Referandum tartışmaları başkentin turistik merkezi olan Ankara Kalesi’nde de birinci gündem maddesi. Bir yanıyla yıkılan gece kondular diğer yanı ile lüks inşaatların boy verdiği kale dibinde, siyaset, ekonomi, geçim sıkıntısı, diplomasi tartışmaları da kendisini hissettiriyor.
Anadolu Medeniyetler Müzesi, Surlar ve sunduğu manzara ile yerli ve yabancı turistlerin uğrak mekanı olan kalede, seyyar tezgahlar açanlarda bir yandan geçim derdinde bir yandan da ülke gündemine kayıtsız kalmıyor. Referanduma ilişkin “Bizim siyasetle işimiz olmaz” diyeninden, “Benim düşüncem bende kalsın” diyenine kadar pek çok sesse rastlamak mümkün. Hepsinin ortak görüşü ise, “işler düştüğü, kazanç azaldı” yönünde.
KALENİN GÜNDEMİ
Kalenin en tepesindeki ana burca tezgah açan Özlem isimli kadın ile tezgahta tespih beğenen 60-65 yaşlarında bir müşterisi arasında başlayan tartışmaya dahil oluyoruz. Fotoğraf çekip, söze girdiğimizde Özlem’in “Evet”çi yaşı ilerlemiş ak sakallı müşterisinin ise kararsız olduğunu öğreniyoruz. Her ikisinin de AK Partili olan seçmenler arasında laf lafı açtıkça, derin uçurumlar da kendisini hissettiriyor. Tezgahı olan Özlem, havaların ısınmasıyla “Eh işte fena değil, yavaş yavaş işlerimiz açılıyor” diyerek yarı memnuniyetini ifade ederken, müşterisi, işlerin kötü olduğuna dair itirazda bulunuyor. Karşılıklı tartışma, “inşallah iyi olacak, hayırlı olacak” sözleriyle uzuyor.
REFERANDUM TARTIŞMASI
“E peki referandum yaklaştı” dedikten sonra “ne düşünüyorsunuz” demeye fırsat vermeden söze giren tezgahtar Özlem, yarı memnuniyet gidişatını “tozpembe” bir tabloya çeviriyor. Hükümetten ve icraatlarından memnuniyetini ifade eden Özlem’e saçı ve sakalı ağarmış müşterisinden itiraz geliyor: “Bunlara 550 vekil yetmiyor mu 600 istiyorlar. Bunlar Uçak alıyor, filo oluşturuyorlar, adına gemicik diyorlar.”

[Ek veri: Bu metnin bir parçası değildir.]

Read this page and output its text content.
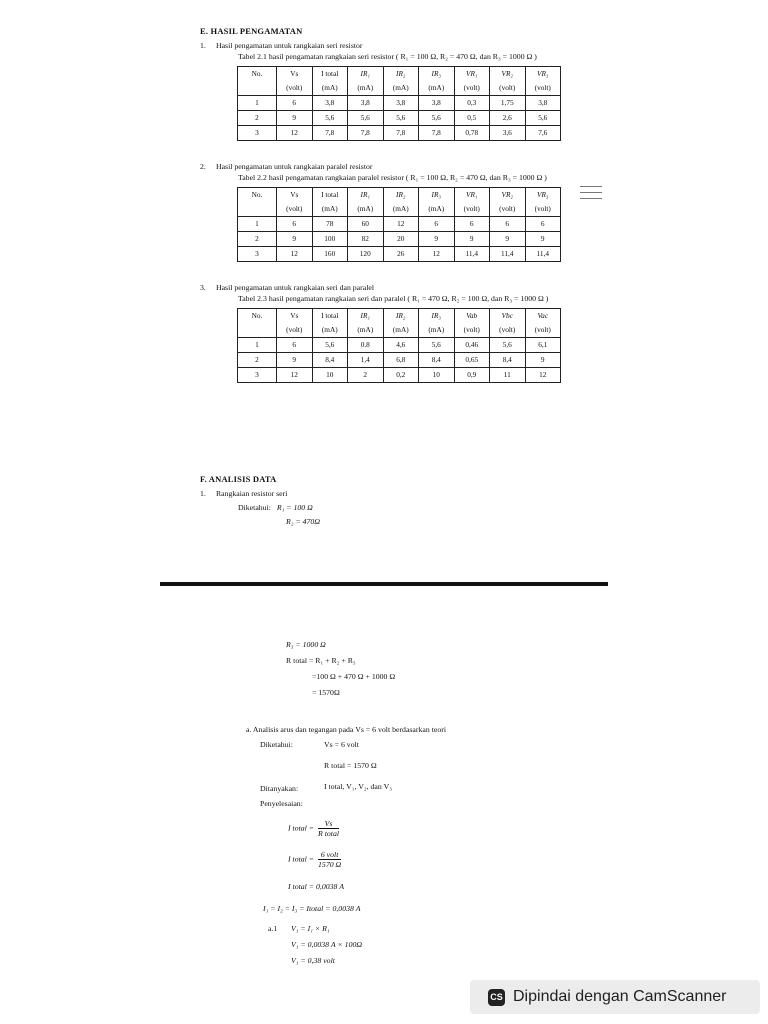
E. HASIL PENGAMATAN
1. Hasil pengamatan untuk rangkaian seri resistor
Tabel 2.1 hasil pengamatan rangkaian seri resistor ( R₁ = 100 Ω, R₂ = 470 Ω, dan R₃ = 1000 Ω )
No.	Vs	I total	IR₁	IR₂	IR₃	VR₁	VR₂	VR₃
	(volt)	(mA)	(mA)	(mA)	(mA)	(volt)	(volt)	(volt)
1	6	3,8	3,8	3,8	3,8	0,3	1,75	3,8
2	9	5,6	5,6	5,6	5,6	0,5	2,6	5,6
3	12	7,8	7,8	7,8	7,8	0,78	3,6	7,6
2. Hasil pengamatan untuk rangkaian paralel resistor
Tabel 2.2 hasil pengamatan rangkaian paralel resistor ( R₁ = 100 Ω, R₂ = 470 Ω, dan R₃ = 1000 Ω )
No.	Vs	I total	IR₁	IR₂	IR₃	VR₁	VR₂	VR₃
	(volt)	(mA)	(mA)	(mA)	(mA)	(volt)	(volt)	(volt)
1	6	78	60	12	6	6	6	6
2	9	100	82	20	9	9	9	9
3	12	160	120	26	12	11,4	11,4	11,4
3. Hasil pengamatan untuk rangkaian seri dan paralel
Tabel 2.3 hasil pengamatan rangkaian seri dan paralel ( R₁ = 470 Ω, R₂ = 100 Ω, dan R₃ = 1000 Ω )
No.	Vs	I total	IR₁	IR₂	IR₃	Vab	Vbc	Vac
	(volt)	(mA)	(mA)	(mA)	(mA)	(volt)	(volt)	(volt)
1	6	5,6	0.8	4,6	5,6	0,46	5,6	6,1
2	9	8,4	1,4	6,8	8,4	0,65	8,4	9
3	12	10	2	0,2	10	0,9	11	12
F. ANALISIS DATA
1. Rangkaian resistor seri
Diketahui: R₁ = 100 Ω
R₂ = 470Ω
R₃ = 1000 Ω
R total = R₁ + R₂ + R₃
=100 Ω + 470 Ω + 1000 Ω
= 1570Ω
a. Analisis arus dan tegangan pada Vs = 6 volt berdasarkan teori
Diketahui:	Vs = 6 volt
R total = 1570 Ω
Ditanyakan:	I total, V₁, V₂, dan V₃
Penyelesaian:
I total = $\frac{Vs}{\text{R total}}$
I total = $\frac{\text{6 volt}}{1570 \Omega}$
I total = 0,0038 A
I₁ = I₂ = I₃ = Itotal = 0,0038 A
a.1 V₁ = I₁ × R₁
V₁ = 0,0038 A × 100Ω
V₁ = 0,38 volt
CS Dipindai dengan CamScanner
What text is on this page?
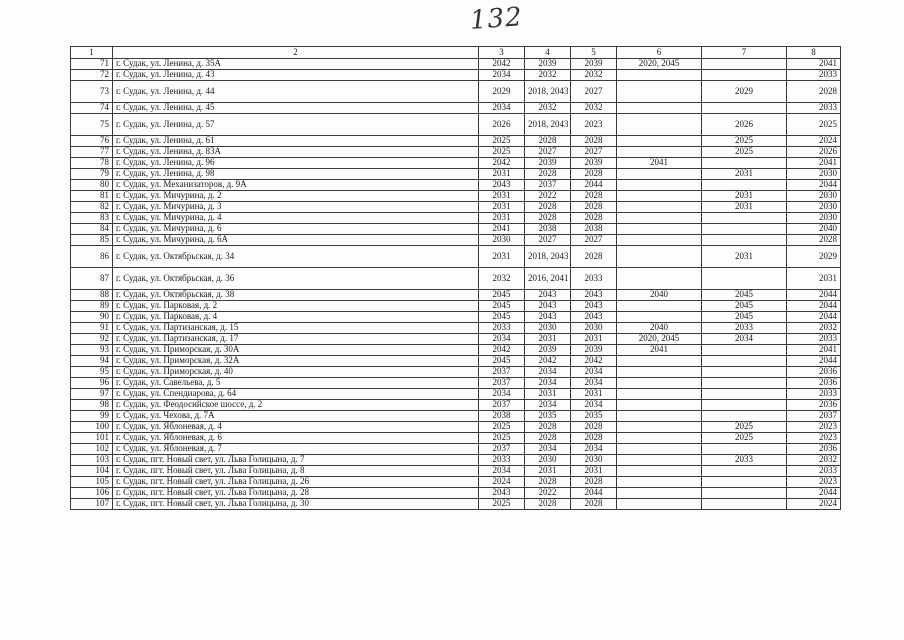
132
1	2	3	4	5	6	7	8
71	г. Судак, ул. Ленина, д. 35А	2042	2039	2039	2020, 2045		2041
72	г. Судак, ул. Ленина, д. 43	2034	2032	2032			2033
73	г. Судак, ул. Ленина, д. 44	2029	2018, 2043	2027		2029	2028
74	г. Судак, ул. Ленина, д. 45	2034	2032	2032			2033
75	г. Судак, ул. Ленина, д. 57	2026	2018, 2043	2023		2026	2025
76	г. Судак, ул. Ленина, д. 61	2025	2028	2028		2025	2024
77	г. Судак, ул. Ленина, д. 83А	2025	2027	2027		2025	2026
78	г. Судак, ул. Ленина, д. 96	2042	2039	2039	2041		2041
79	г. Судак, ул. Ленина, д. 98	2031	2028	2028		2031	2030
80	г. Судак, ул. Механизаторов, д. 9А	2043	2037	2044			2044
81	г. Судак, ул. Мичурина, д. 2	2031	2022	2028		2031	2030
82	г. Судак, ул. Мичурина, д. 3	2031	2028	2028		2031	2030
83	г. Судак, ул. Мичурина, д. 4	2031	2028	2028			2030
84	г. Судак, ул. Мичурина, д. 6	2041	2038	2038			2040
85	г. Судак, ул. Мичурина, д. 6А	2030	2027	2027			2028
86	г. Судак, ул. Октябрьская, д. 34	2031	2018, 2043	2028		2031	2029
87	г. Судак, ул. Октябрьская, д. 36	2032	2016, 2041	2033			2031
88	г. Судак, ул. Октябрьская, д. 38	2045	2043	2043	2040	2045	2044
89	г. Судак, ул. Парковая, д. 2	2045	2043	2043		2045	2044
90	г. Судак, ул. Парковая, д. 4	2045	2043	2043		2045	2044
91	г. Судак, ул. Партизанская, д. 15	2033	2030	2030	2040	2033	2032
92	г. Судак, ул. Партизанская, д. 17	2034	2031	2031	2020, 2045	2034	2033
93	г. Судак, ул. Приморская, д. 30А	2042	2039	2039	2041		2041
94	г. Судак, ул. Приморская, д. 32А	2045	2042	2042			2044
95	г. Судак, ул. Приморская, д. 40	2037	2034	2034			2036
96	г. Судак, ул. Савельева, д. 5	2037	2034	2034			2036
97	г. Судак, ул. Спендиарова, д. 64	2034	2031	2031			2033
98	г. Судак, ул. Феодосийское шоссе, д. 2	2037	2034	2034			2036
99	г. Судак, ул. Чехова, д. 7А	2038	2035	2035			2037
100	г. Судак, ул. Яблоневая, д. 4	2025	2028	2028		2025	2023
101	г. Судак, ул. Яблоневая, д. 6	2025	2028	2028		2025	2023
102	г. Судак, ул. Яблоневая, д. 7	2037	2034	2034			2036
103	г. Судак, пгт. Новый свет, ул. Льва Голицына, д. 7	2033	2030	2030		2033	2032
104	г. Судак, пгт. Новый свет, ул. Льва Голицына, д. 8	2034	2031	2031			2033
105	г. Судак, пгт. Новый свет, ул. Льва Голицына, д. 26	2024	2028	2028			2023
106	г. Судак, пгт. Новый свет, ул. Льва Голицына, д. 28	2043	2022	2044			2044
107	г. Судак, пгт. Новый свет, ул. Льва Голицына, д. 30	2025	2028	2028			2024
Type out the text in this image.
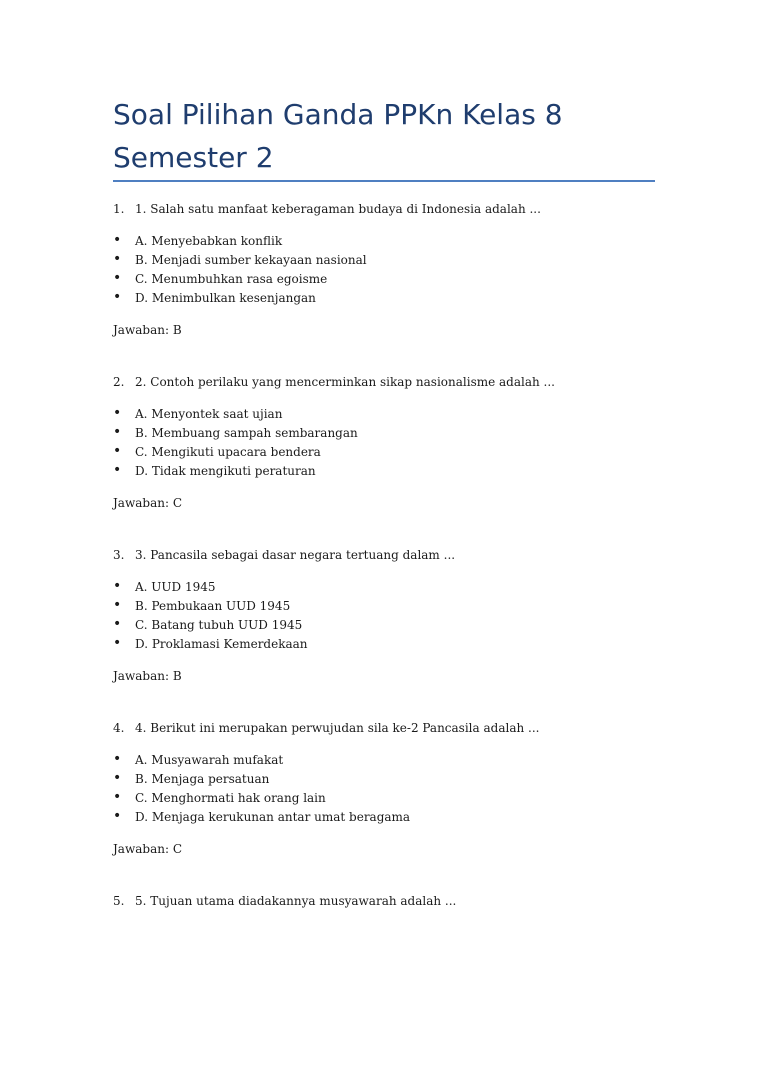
Soal Pilihan Ganda PPKn Kelas 8 Semester 2
1. 1. Salah satu manfaat keberagaman budaya di Indonesia adalah ...
• A. Menyebabkan konflik
• B. Menjadi sumber kekayaan nasional
• C. Menumbuhkan rasa egoisme
• D. Menimbulkan kesenjangan
Jawaban: B
2. 2. Contoh perilaku yang mencerminkan sikap nasionalisme adalah ...
• A. Menyontek saat ujian
• B. Membuang sampah sembarangan
• C. Mengikuti upacara bendera
• D. Tidak mengikuti peraturan
Jawaban: C
3. 3. Pancasila sebagai dasar negara tertuang dalam ...
• A. UUD 1945
• B. Pembukaan UUD 1945
• C. Batang tubuh UUD 1945
• D. Proklamasi Kemerdekaan
Jawaban: B
4. 4. Berikut ini merupakan perwujudan sila ke-2 Pancasila adalah ...
• A. Musyawarah mufakat
• B. Menjaga persatuan
• C. Menghormati hak orang lain
• D. Menjaga kerukunan antar umat beragama
Jawaban: C
5. 5. Tujuan utama diadakannya musyawarah adalah ...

Özlem’in savunması hazır; “vatan elden gidiyor, ülkemiz saldırı altında, kimse hainlik yapmasın, gazeteciler tutuklu diyorlar, basın özgür değilmiş! Onlarda kullandıkları dile ve sözlerine dikkat edecekler” sözleri düşük tonlu giden tartışmanın bitirmesine sebep oldu.
‘BENİM ADIM ALİ ÇAĞLAR: AK PARTİYE OY VERDİM’
Tezgahtan uzaklaşmaya başladığımızda peşimizden yetişen yaşı ilerlemiş müşteri kendisini tanıtmaya başlayarak, sakındı görüşlerini dile getirmeye başladı. Ankaralı, emekli ve adının Ali Çağlar olduğunu belirtikten sonra, şimdiye kadar AK Partiye oy verdiğini vurguluyor. Şimdilerde ise bir hayal kırıklığını yaşadığını dile getirerek şunları ifade etti:
“Bunlar mı başka bir yerde yaşıyor biz mi? Her şey iyiye gidiyor diyorlar, ben bir iyilik görmüyorum. Bunlar geldi, şiddeti bitireceğiz dedi, ancak şiddet Ankara’nın göbeğine kadar yayıldı. Peş peşe bombalar patlıyor, adım atamıyoruz. Bakın ekonomi çöküyor, her gün işyerleri kapanıyor. Böyle giderse ülke uçuruma yuvarlanacak. Yazıktır günahtır, hiç bir şeyden korkmuyorlarsa Allahtan korksunlar.”